Sin embargo, la caída progresiva de las reservas de hidrocarburos, la disminución de las exportaciones energéticas y el agotamiento de las reservas internacionales comenzaron a erosionar los fundamentos del modelo.

Desde 2023 el país enfrenta dificultades crecientes para obtener divisas. La escasez de dólares impactó sobre las importaciones, especialmente de combustibles, generando tensiones recurrentes en el abastecimiento interno.

La situación se agravó durante los últimos meses. El Gobierno impulsó medidas de ajuste fiscal destinadas a reducir el déficit estatal, mientras distintos sectores sociales denunciaron pérdida del poder adquisitivo, incremento de costos productivos y deterioro de las condiciones de vida.

Ese contexto económico actuó como combustible para una protesta que rápidamente adquirió dimensiones políticas.

Las movilizaciones reúnen a sindicatos, organizaciones campesinas, movimientos indígenas, sectores mineros y agrupaciones sociales que tradicionalmente formaron parte de la base política del proceso iniciado por Evo Morales en 2006.

Sin embargo, el conflicto actual también refleja las divisiones acumuladas dentro de ese mismo espacio político.

La fragmentación de los movimientos sociales, las disputas de liderazgo surgidas después del ciclo de Morales y las diferencias sobre el rumbo económico del país convergen hoy en un escenario de fuerte confrontación.

Las organizaciones movilizadas sostienen que el Gobierno perdió capacidad para resolver la crisis económica y reclaman una salida política que incluya la renuncia presidencial.

Desde el Ejecutivo responden que los bloqueos buscan provocar una crisis institucional y denuncian intentos de desestabilización impulsados por sectores que buscan reposicionarse en el escenario político nacional.

Frente al avance de las protestas, el presidente enfrenta una decisión que puede definir el rumbo de la crisis.

Por un lado, distintos sectores empresariales, gobernadores y actores urbanos reclaman una intervención más firme para liberar las rutas y garantizar la circulación.

Por otro, el uso de la fuerza implica riesgos elevados en un país donde la memoria de conflictos sociales con víctimas fatales continúa muy presente.

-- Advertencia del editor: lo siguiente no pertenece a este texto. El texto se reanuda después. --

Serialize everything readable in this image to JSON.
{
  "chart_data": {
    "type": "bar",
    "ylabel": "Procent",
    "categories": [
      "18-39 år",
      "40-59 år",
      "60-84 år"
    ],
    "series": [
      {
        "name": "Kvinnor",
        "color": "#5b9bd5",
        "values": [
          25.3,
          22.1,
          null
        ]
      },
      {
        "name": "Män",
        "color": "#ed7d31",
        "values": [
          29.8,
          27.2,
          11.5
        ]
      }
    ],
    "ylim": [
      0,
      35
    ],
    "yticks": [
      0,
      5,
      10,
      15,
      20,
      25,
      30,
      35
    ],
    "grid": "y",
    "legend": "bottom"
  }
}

Hasta ahora Paz eligió evitar una intervención militar masiva y apostó a una estrategia de desgaste basada en negociaciones parciales, corredores humanitarios y acuerdos sectoriales.

La decisión busca evitar una escalada violenta, pero también expone al Gobierno a críticas por la prolongación del conflicto y por la creciente percepción de debilidad institucional.

Mientras la disputa política se profundiza, la población enfrenta las consecuencias concretas del conflicto.

En varias ciudades comenzaron a registrarse problemas periódicos de abastecimiento de combustibles. Algunos mercados presentan aumentos de precios vinculados a las dificultades logísticas. Hospitales y centros sanitarios monitorean el suministro de insumos esenciales.

Transportistas, comerciantes y productores agropecuarios denuncian pérdidas económicas que se acumulan día tras día.

Las cámaras empresariales advierten que la paralización de rutas amenaza la actividad industrial, las exportaciones y el ingreso de divisas en un momento particularmente delicado para la economía boliviana.

A mediados de junio, ninguna de las partes muestra señales de retroceso.

Los sectores movilizados consideran que la presión sobre las rutas constituye su principal herramienta para forzar cambios políticos. El Gobierno apuesta al desgaste progresivo de las protestas y busca evitar una confrontación directa que pueda derivar en violencia.

Lo que comenzó como una protesta vinculada al deterioro económico se transformó en una disputa por la conducción política del país. El desenlace permanece abierto, pero el conflicto ya dejó al descubierto las fragilidades económicas acumuladas durante años y puso a prueba la estabilidad institucional de una nación que vuelve a enfrentar uno de los momentos más complejos de su historia reciente.